Wissenschaft steht nicht im Widerspruch zu Spiritualität, sondern beide ergänzen sich gegenseitig.

Wir können die Quantentheorie nicht mit unserem gewöhnlichen und altgewohnten Verstand begreifen, sagen die Väter dieser wissenschaftlichen Revolution. Und selbst wenn der mathematische Formalismus perfekt funktioniert und Ergebnisse liefert, die durch Experimente bestätigt werden, erfordert das grundlegende Verständnis der diesem Konzept zugrunde liegenden Philosophie einen Sprung des Bewusstseins, unseres inneren Wahrnehmungs- und Kontrollorgans. Die innere Revolution hat bereits begonnen, bezeugt durch die kontinuierlich steigende Anzahl der Publikationen über die Bedeutung des Quantenkonzepts in unserem Leben. Sie gründet sich auf die globale Sicht eines Systems, in dem alles mit allem verbunden ist, einer dynamischen und offenen Struktur aller Möglichkeiten, in der nichts mehr absolut vorherbestimmt ist, also in völligem Gegensatz zur klassischen Physik. Der Beziehung und Verbindung zwischen Teilen dieses Systems kommt zentrale Bedeutung zu. Es geschah nicht von ungefähr, dass das Internet bei CERN1 in unserem Zeitalter erfunden wurde.

Wenn der Weise auf den Mond zeigt, schaut der Dummkopf auf den Finger.
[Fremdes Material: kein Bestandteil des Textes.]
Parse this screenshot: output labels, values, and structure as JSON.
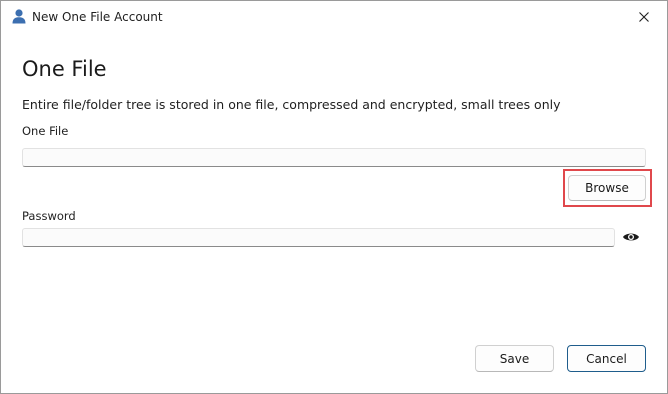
{
  "window": {
    "title": "New One File Account"
  },
  "page": {
    "heading": "One File",
    "description": "Entire file/folder tree is stored in one file, compressed and encrypted, small trees only"
  },
  "one_file": {
    "label": "One File",
    "value": "",
    "browse_label": "Browse"
  },
  "password": {
    "label": "Password",
    "value": ""
  },
  "footer": {
    "save_label": "Save",
    "cancel_label": "Cancel"
  },
  "icons": {
    "app": "user-icon",
    "close": "close-icon",
    "reveal": "eye-icon"
  },
  "colors": {
    "highlight": "#e0484c",
    "primary_border": "#1f5d8c",
    "app_icon": "#3c6fb0"
  }
}
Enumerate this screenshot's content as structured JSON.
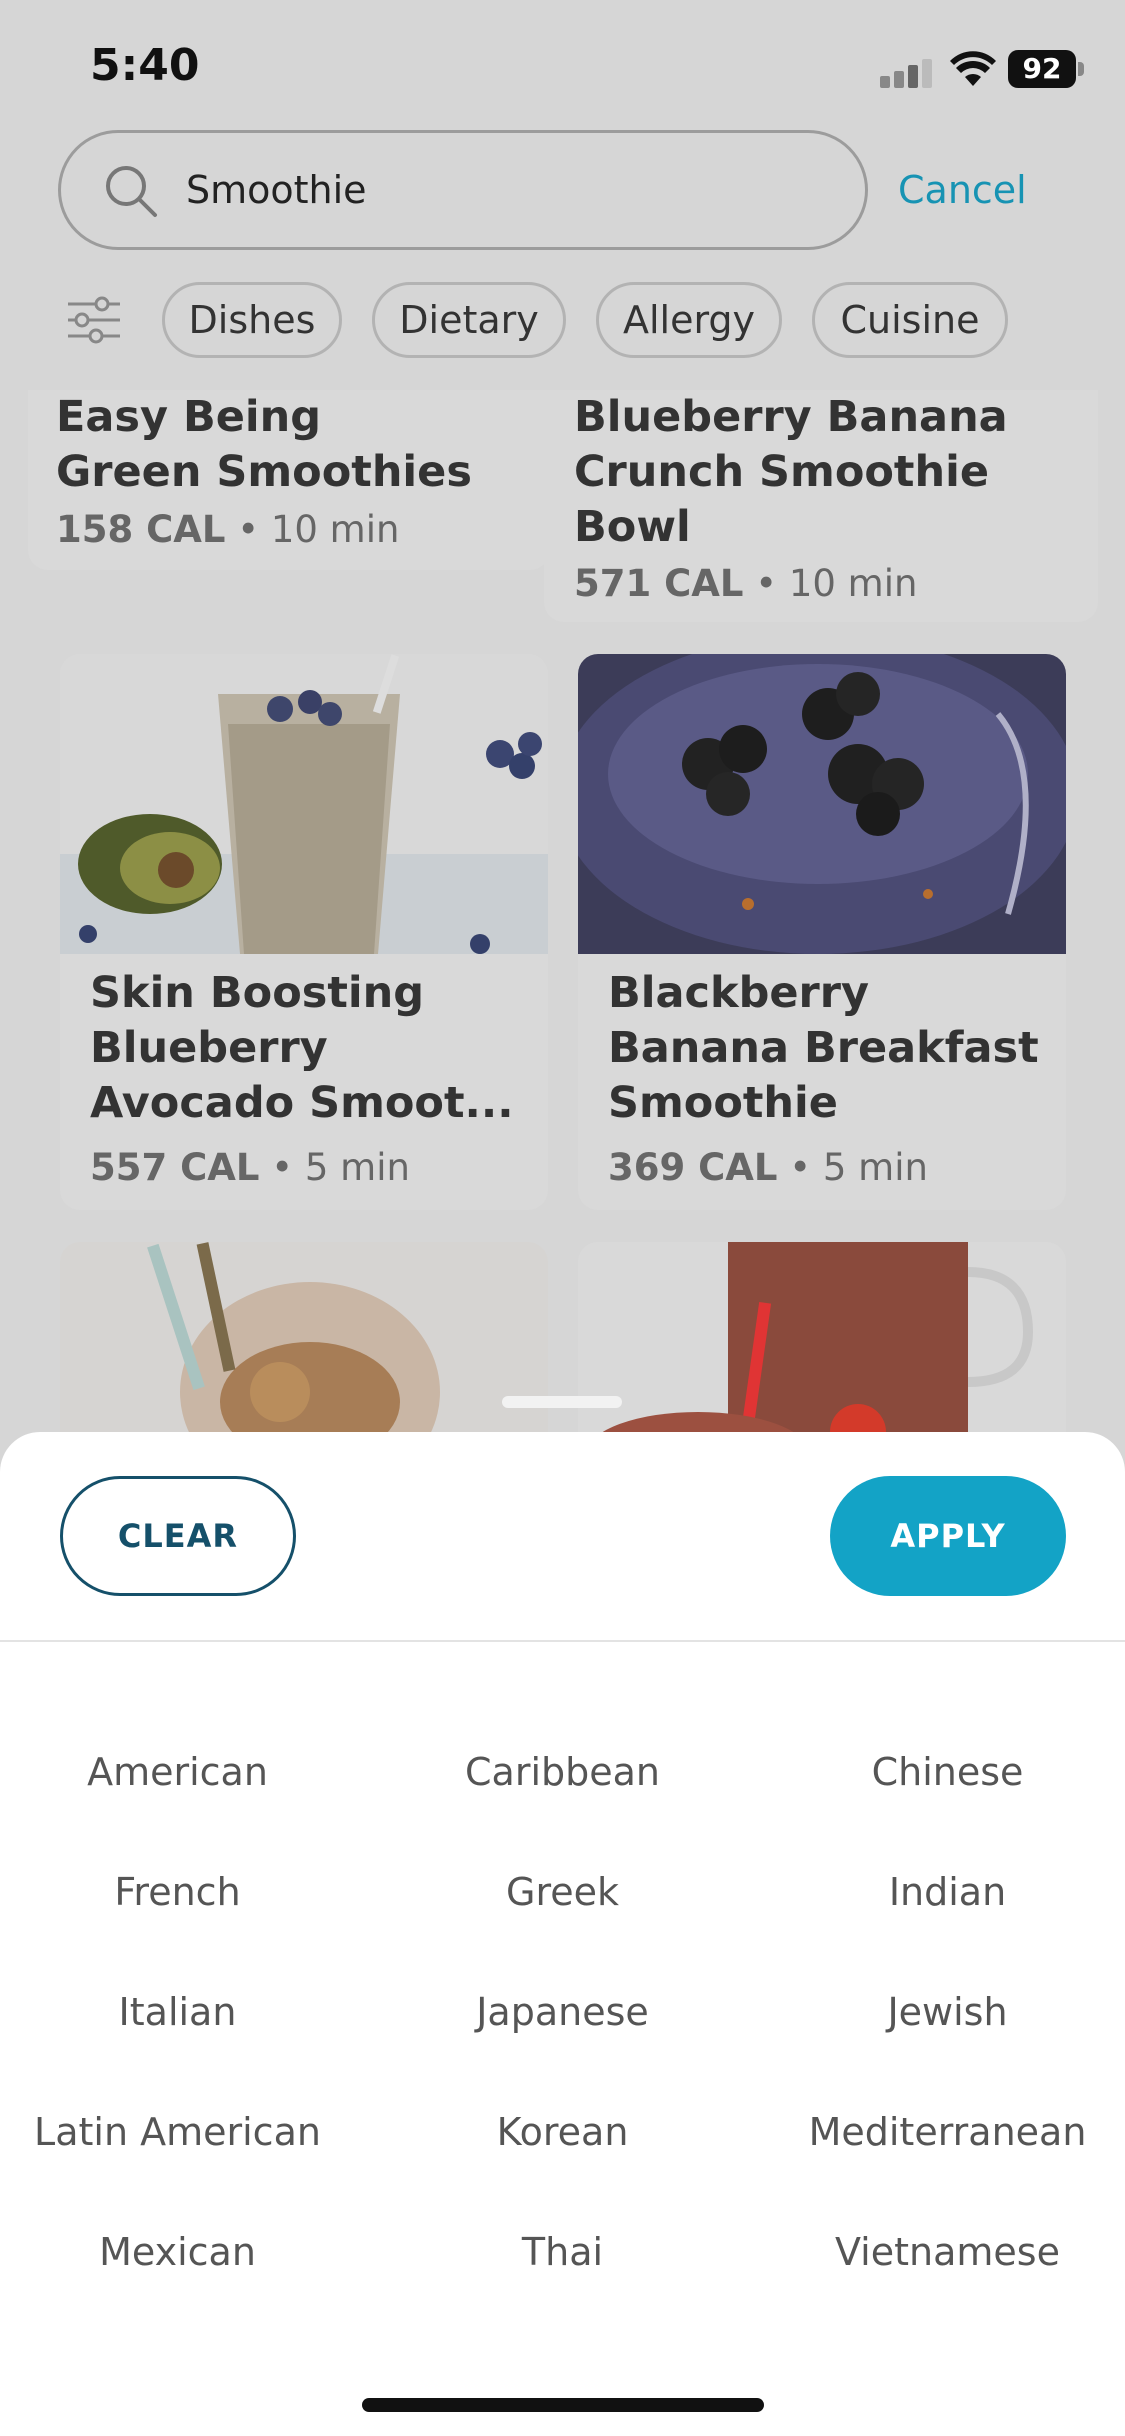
{
  "status_bar": {
    "time": "5:40",
    "battery": "92"
  },
  "search": {
    "value": "Smoothie",
    "cancel_label": "Cancel"
  },
  "filters": [
    "Dishes",
    "Dietary",
    "Allergy",
    "Cuisine"
  ],
  "recipes": [
    {
      "title_lines": [
        "Easy Being",
        "Green Smoothies"
      ],
      "cal": "158 CAL",
      "time": "10 min"
    },
    {
      "title_lines": [
        "Blueberry Banana",
        "Crunch Smoothie",
        "Bowl"
      ],
      "cal": "571 CAL",
      "time": "10 min"
    },
    {
      "title_lines": [
        "Skin Boosting",
        "Blueberry",
        "Avocado Smoot..."
      ],
      "cal": "557 CAL",
      "time": "5 min"
    },
    {
      "title_lines": [
        "Blackberry",
        "Banana Breakfast",
        "Smoothie"
      ],
      "cal": "369 CAL",
      "time": "5 min"
    }
  ],
  "sheet": {
    "clear_label": "CLEAR",
    "apply_label": "APPLY",
    "cuisines": [
      [
        "American",
        "Caribbean",
        "Chinese"
      ],
      [
        "French",
        "Greek",
        "Indian"
      ],
      [
        "Italian",
        "Japanese",
        "Jewish"
      ],
      [
        "Latin American",
        "Korean",
        "Mediterranean"
      ],
      [
        "Mexican",
        "Thai",
        "Vietnamese"
      ]
    ]
  },
  "colors": {
    "accent": "#13a3c6",
    "accent_dark": "#15506a",
    "link": "#1793b3"
  }
}
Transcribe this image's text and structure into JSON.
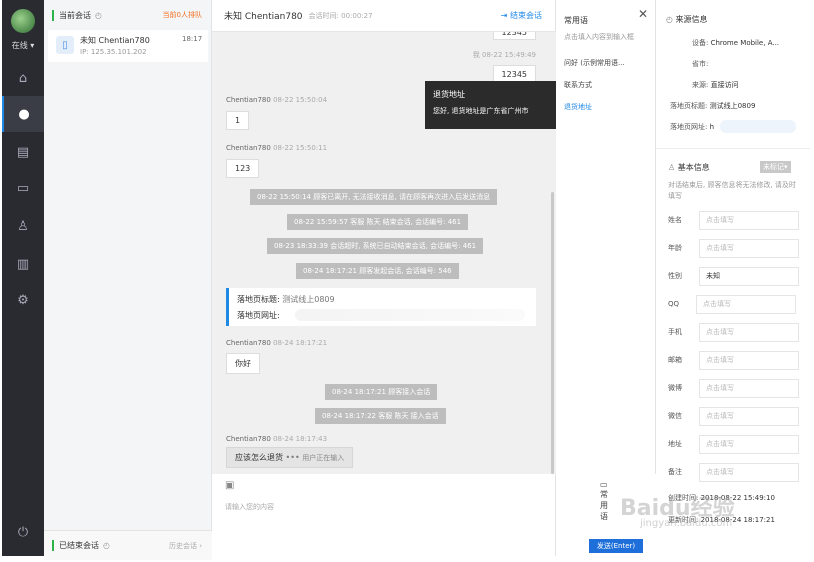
{
  "nav": {
    "status": "在线"
  },
  "conv": {
    "current_label": "当前会话",
    "queue": "当前0人排队",
    "item": {
      "name": "未知 Chentian780",
      "time": "18:17",
      "ip": "IP: 125.35.101.202"
    },
    "ended_label": "已结束会话",
    "history": "历史会话"
  },
  "chat": {
    "title": "未知 Chentian780",
    "duration": "会话时间: 00:00:27",
    "end_btn": "结束会话",
    "msgs": {
      "top_cut": "12345",
      "me_meta": "我 08-22 15:49:49",
      "me_text": "12345",
      "a_name": "Chentian780",
      "a_time": "08-22 15:50:04",
      "a_text": "1",
      "b_name": "Chentian780",
      "b_time": "08-22 15:50:11",
      "b_text": "123",
      "s1": "08-22 15:50:14 顾客已离开, 无法接收消息, 请在顾客再次进入后发送消息",
      "s2": "08-22 15:59:57 客服 陈天 结束会话, 会话编号: 461",
      "s3": "08-23 18:33:39 会话超时, 系统已自动结束会话, 会话编号: 461",
      "s4": "08-24 18:17:21 顾客发起会话, 会话编号: 546",
      "lp_title_label": "落地页标题:",
      "lp_title": "测试线上0809",
      "lp_url_label": "落地页网址:",
      "c_name": "Chentian780",
      "c_time": "08-24 18:17:21",
      "c_text": "你好",
      "s5": "08-24 18:17:21 顾客接入会话",
      "s6": "08-24 18:17:22 客服 陈天 接入会话",
      "d_name": "Chentian780",
      "d_time": "08-24 18:17:43",
      "d_text": "应该怎么退货",
      "typing": "用户正在输入"
    },
    "placeholder": "请输入您的内容",
    "phrase_btn": "常用语",
    "send": "发送(Enter)"
  },
  "tooltip": {
    "title": "退货地址",
    "body": "您好, 退货地址是广东省广州市"
  },
  "phrases": {
    "title": "常用语",
    "hint": "点击填入内容到输入框",
    "items": [
      "问好 (示例常用语...",
      "联系方式",
      "退货地址"
    ]
  },
  "info": {
    "source_title": "来源信息",
    "device_l": "设备:",
    "device": "Chrome Mobile, A...",
    "prov_l": "省市:",
    "src_l": "来源:",
    "src": "直接访问",
    "lp_title_l": "落地页标题:",
    "lp_title": "测试线上0809",
    "lp_url_l": "落地页网址:",
    "lp_url": "h",
    "basic_title": "基本信息",
    "tag": "未标记▾",
    "note": "对话结束后, 顾客信息将无法修改, 请及时填写",
    "fields": [
      {
        "label": "姓名",
        "value": "点击填写"
      },
      {
        "label": "年龄",
        "value": "点击填写"
      },
      {
        "label": "性别",
        "value": "未知"
      },
      {
        "label": "QQ",
        "value": "点击填写"
      },
      {
        "label": "手机",
        "value": "点击填写"
      },
      {
        "label": "邮箱",
        "value": "点击填写"
      },
      {
        "label": "微博",
        "value": "点击填写"
      },
      {
        "label": "微信",
        "value": "点击填写"
      },
      {
        "label": "地址",
        "value": "点击填写"
      },
      {
        "label": "备注",
        "value": "点击填写"
      }
    ],
    "created_l": "创建时间:",
    "created": "2018-08-22 15:49:10",
    "updated_l": "更新时间:",
    "updated": "2018-08-24 18:17:21"
  },
  "watermark": "Baidu经验",
  "watermark_url": "jingyan.baidu.com"
}
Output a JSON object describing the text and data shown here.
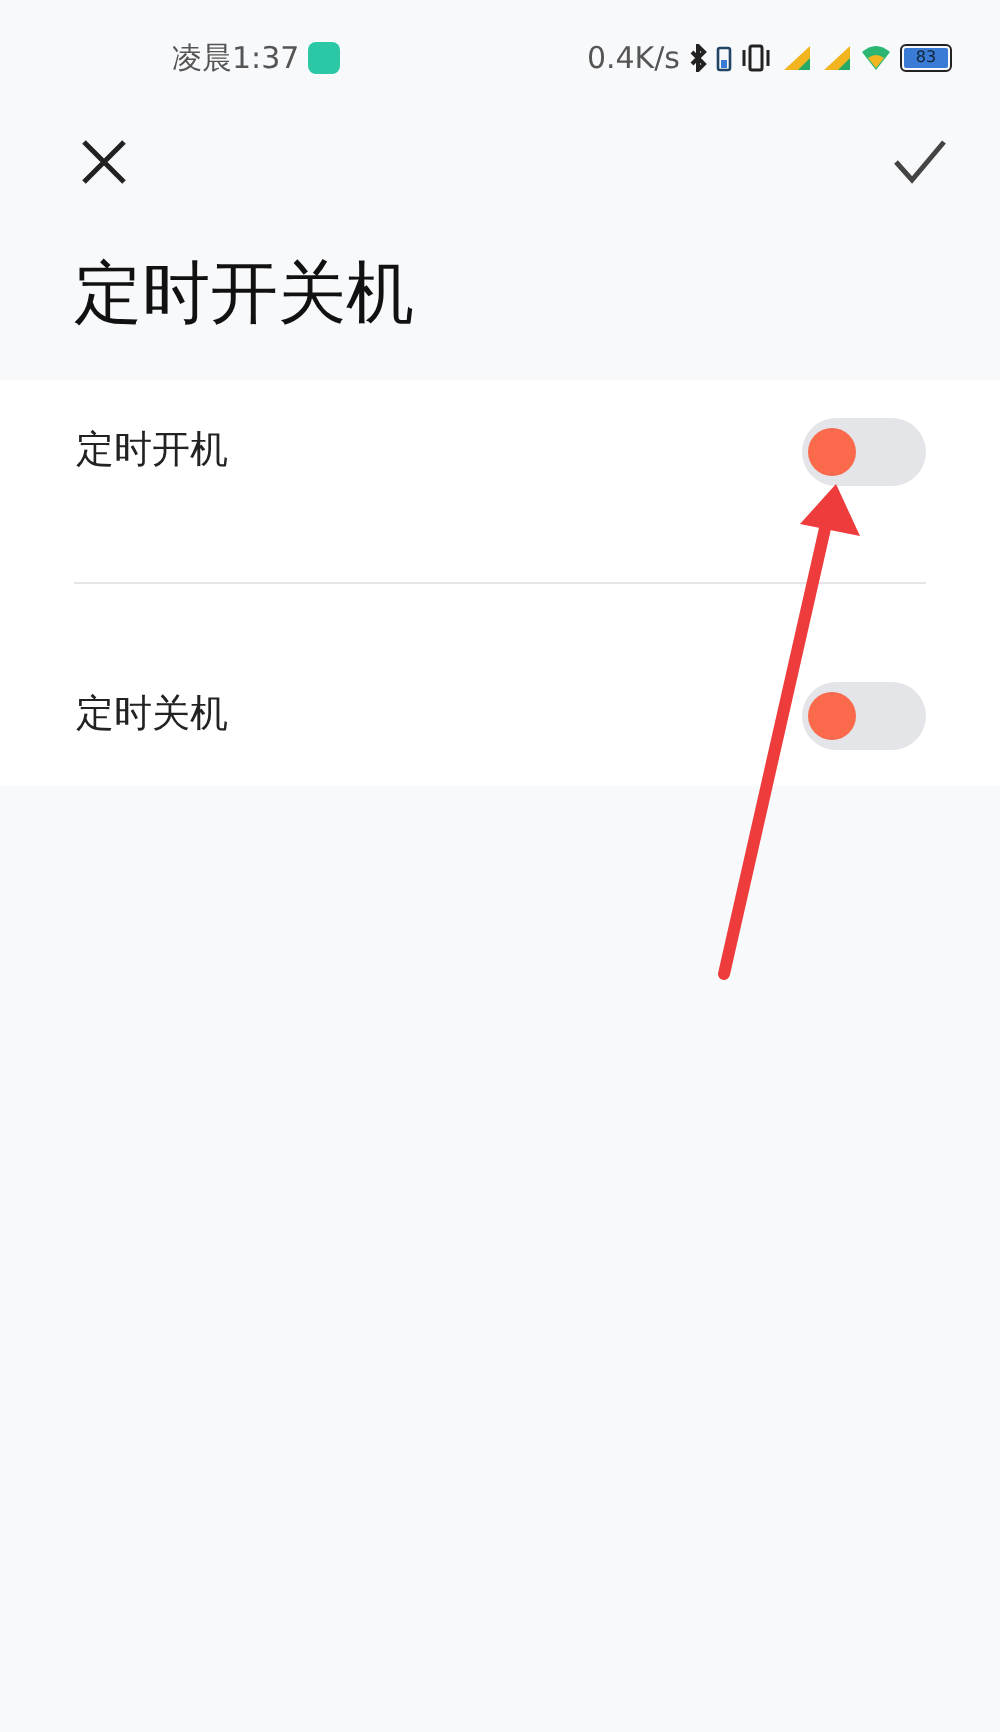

Das Sprichwort sagt: »Wenn der Weise auf den Mond zeigt, schaut der Dummkopf auf den Finger«. Die Wissenschaftler, sagen wir die große Mehrzahl, konzentrieren sich auf das Objekt und vergessen dabei den Weisen. Die Mystiker schauen auf den Weisen und vergessen den Mond. Der Dummkopf ist also eher intelligent, weil der Finger das wesentliche Verbindungselement bedeutet. Das lateinische Wort »intelligere« heißt ja »verbinden zwischen«.
Die wissenschaftlichen Entdeckungen und die sie begleitenden technologischen Entwicklungen prägen unser Leben mehr als je zuvor. Das Wissensvolumen in allen Forschungsgebieten sowohl der Natur- als auch der Humanwissenschaften wächst exponentiell an, dem Mooreschen Gesetz folgend. Die Ansammlung von Wissen nimmt immer mehr Raum ein, die »Wissensblase« wird größer und größer, bis sie eine kritische Masse erreicht, wo das menschliche Bewusstseinsniveau nicht mehr fähig ist, diese Inflation von Wissen auf einer moralisch-ethischen Ebene zu verdauen. Das Bewusstsein muss einen »Quantensprung« in eine neue Weltsicht und Lebensweise machen, wo dieses Wissen, oder vielleicht besser gesagt, Informationsmaterial, in wirkliches Begreifen umgesetzt wird, zugleich mit der Entwicklung eines dementsprechenden ethischen Unterscheidungsvermögens. Dann kann eine harmonische Einordnung in ein globales Wissen stattfinden, wo wir auch begreifen, welche Aktionen wir ergreifen müssen. Es ist oft behauptet worden, dass die Wissenschaft uns an den Rand eines Abgrunds geführt hat. Genau gesehen sind es jedoch die Bestimmung der Richtungen, in die geforscht wird, sowie die Art und Weise Forschung auszuführen und deren Ergebnisse anzuwenden, die das Problem darstellen. Wissenschaftlicher Fortschritt muss begleitet sein von Bewusstseinsevolution. »Conscience« – Bewusstsein auf Französisch, bedeutet, was die Wissenschaft – »Science« – begleitet.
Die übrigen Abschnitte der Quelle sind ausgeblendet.